I’ve been told I have daddy issues, but these issues were given to me, passed on and awarded as a daughter to a man, dare I exist without his looming anxieties and fear. Sometimes I struggle to discern what’s his and what’s mine and, of course, that’s the goal: that what is men’s becomes law and truth and we ought to wholeheartedly agree or else. Believing this shame is my own is the ultimate gaslight, innit?
Because I *should* be embarrassed about being a whore, I *should* be disgusted about “giving my body away.” I *should* want to “save” myself for whoever and what the fuck ever. Those are things that I’m supposed to want …I am supposed to want the things the men of the world want for me. You don’t realize how much you’ve internalized patriarchy until you’re faced with your father and for that I am grateful he was never around. Because I was able to go most of my life without being consumed with that direct anxiety around what a man would think, what *the* man would think. I was not stunted by patriarchy living in my home and monitoring my every move. Men in the home? I don’t know her. I cringe to imagine how fathers’ rules live within our mothers and queer uncles; even when dads are not around, we damn near can’t escape it.

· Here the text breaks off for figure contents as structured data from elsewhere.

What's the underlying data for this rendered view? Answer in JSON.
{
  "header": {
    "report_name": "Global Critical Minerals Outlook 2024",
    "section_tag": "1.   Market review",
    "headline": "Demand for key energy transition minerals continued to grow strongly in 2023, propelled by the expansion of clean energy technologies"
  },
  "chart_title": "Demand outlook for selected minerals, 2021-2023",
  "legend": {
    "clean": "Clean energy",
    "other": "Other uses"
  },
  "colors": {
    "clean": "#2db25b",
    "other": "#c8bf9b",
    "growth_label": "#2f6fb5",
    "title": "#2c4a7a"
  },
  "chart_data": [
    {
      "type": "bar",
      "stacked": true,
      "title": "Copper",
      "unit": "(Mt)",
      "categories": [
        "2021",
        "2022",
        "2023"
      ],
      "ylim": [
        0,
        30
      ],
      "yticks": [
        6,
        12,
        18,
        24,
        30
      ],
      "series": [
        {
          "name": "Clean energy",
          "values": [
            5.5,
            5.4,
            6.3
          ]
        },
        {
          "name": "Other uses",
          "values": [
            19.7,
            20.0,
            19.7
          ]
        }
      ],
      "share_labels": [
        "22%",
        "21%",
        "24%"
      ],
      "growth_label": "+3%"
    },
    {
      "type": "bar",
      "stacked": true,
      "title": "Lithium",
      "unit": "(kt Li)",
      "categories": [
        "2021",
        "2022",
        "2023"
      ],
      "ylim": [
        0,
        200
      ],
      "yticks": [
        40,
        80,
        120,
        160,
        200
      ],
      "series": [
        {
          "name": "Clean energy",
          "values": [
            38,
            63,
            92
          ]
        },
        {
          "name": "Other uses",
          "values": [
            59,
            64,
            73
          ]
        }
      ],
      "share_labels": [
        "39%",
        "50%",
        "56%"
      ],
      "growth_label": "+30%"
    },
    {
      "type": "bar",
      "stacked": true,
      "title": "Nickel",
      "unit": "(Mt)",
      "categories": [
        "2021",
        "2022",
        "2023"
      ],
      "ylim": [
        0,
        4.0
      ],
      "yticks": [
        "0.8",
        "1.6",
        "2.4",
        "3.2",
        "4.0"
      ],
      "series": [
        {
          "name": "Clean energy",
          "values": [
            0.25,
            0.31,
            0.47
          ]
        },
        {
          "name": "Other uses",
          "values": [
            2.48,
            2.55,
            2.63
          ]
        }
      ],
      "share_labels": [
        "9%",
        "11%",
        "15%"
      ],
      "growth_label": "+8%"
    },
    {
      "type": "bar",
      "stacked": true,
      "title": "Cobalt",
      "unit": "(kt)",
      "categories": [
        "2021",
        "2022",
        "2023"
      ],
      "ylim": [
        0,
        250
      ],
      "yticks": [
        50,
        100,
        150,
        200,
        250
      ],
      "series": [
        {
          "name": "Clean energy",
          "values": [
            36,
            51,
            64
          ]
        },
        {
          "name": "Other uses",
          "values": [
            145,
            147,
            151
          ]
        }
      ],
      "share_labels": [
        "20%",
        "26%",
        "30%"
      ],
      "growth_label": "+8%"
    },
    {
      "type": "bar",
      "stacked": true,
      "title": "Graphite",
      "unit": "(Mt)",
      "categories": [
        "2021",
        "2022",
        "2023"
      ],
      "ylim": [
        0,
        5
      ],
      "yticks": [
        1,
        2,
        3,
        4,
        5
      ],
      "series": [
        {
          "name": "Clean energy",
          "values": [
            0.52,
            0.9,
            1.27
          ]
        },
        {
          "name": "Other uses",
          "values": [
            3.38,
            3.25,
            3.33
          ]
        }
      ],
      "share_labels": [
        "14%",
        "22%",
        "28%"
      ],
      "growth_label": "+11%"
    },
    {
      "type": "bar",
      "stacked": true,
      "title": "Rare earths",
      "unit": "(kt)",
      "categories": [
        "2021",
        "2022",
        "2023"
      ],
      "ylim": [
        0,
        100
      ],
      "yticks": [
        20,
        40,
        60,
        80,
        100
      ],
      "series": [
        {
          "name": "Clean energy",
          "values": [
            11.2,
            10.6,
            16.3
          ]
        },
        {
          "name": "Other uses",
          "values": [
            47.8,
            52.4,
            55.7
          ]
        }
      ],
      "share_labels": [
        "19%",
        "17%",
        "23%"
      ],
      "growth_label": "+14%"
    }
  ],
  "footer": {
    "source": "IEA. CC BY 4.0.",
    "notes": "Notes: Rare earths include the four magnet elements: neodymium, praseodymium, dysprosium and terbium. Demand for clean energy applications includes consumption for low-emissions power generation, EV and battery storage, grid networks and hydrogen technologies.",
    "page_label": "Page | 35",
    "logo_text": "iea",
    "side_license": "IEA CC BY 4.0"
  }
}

But him being absent also meant I did not build a muscle to stiff the “most important” man – I can rebel against bosses, peers, men on the street, my middle school principal, and neighbors but …that *one* man? I need practice. I need practice planting my feet, being firm and screaming “fuck you” to the person who is positioned as the head of household. The one who give permission to marry. The one with the loaded shotgun when “boys come around.” The almighty father.
Fathers are a terrifying concept. Destroy them and the fear they pass on.
Even dads who aren’t actively scary, the loving ones, soft and kind: how have they impacted you? What of his do you carry? And if not his, dads in general. How have dads informed your relationship with your body, your idea of work/productivity, what contributing to a relationship looks like, what’s expected of you in certain settings or even how to pick and choose your words to not be too loud or too bold? These are imprints of fathers and we all have them, even if our fathers are kind and funny, even if we don’t have fathers at all. Patriarchy doesn’t skip a generation because your dad did the dishes, held you when you were sad or loved your mother with all his heart.
Who would you be without patriarchy as a personality trait?
This goes beyond jogging at night and wearing what you want, patriarchy is so embedded into our entire understanding of ourselves. It shapes who we think we ought to be and how we show up in any given space. Pondering this question requires a level of imagination perhaps we can’t even access. Because even our dreams and subconscious know the rules.
I don’t know what I need to create that version of myself in this world to plainly say, without fear and with pride, who I am to my father. We aren’t given the luxury of being individuals when patriarchy lives within our family tree. So, the best I can do is remind myself that my daddy issues aren’t mine at all, they are his to hold. And I can choose to believe that my identity is more important than an “ideal” version of myself created by men.
Update: I told my dad I was a sex worker. It was not without fear, but I allowed my fear and pride to co-exist and the words did leave my mouth, even though I struggled to say them. He was more uncomfortable than me and, with less tolerance for unpleasant emotions, the conversation ended abruptly with a swift change in topic. And so, life continues.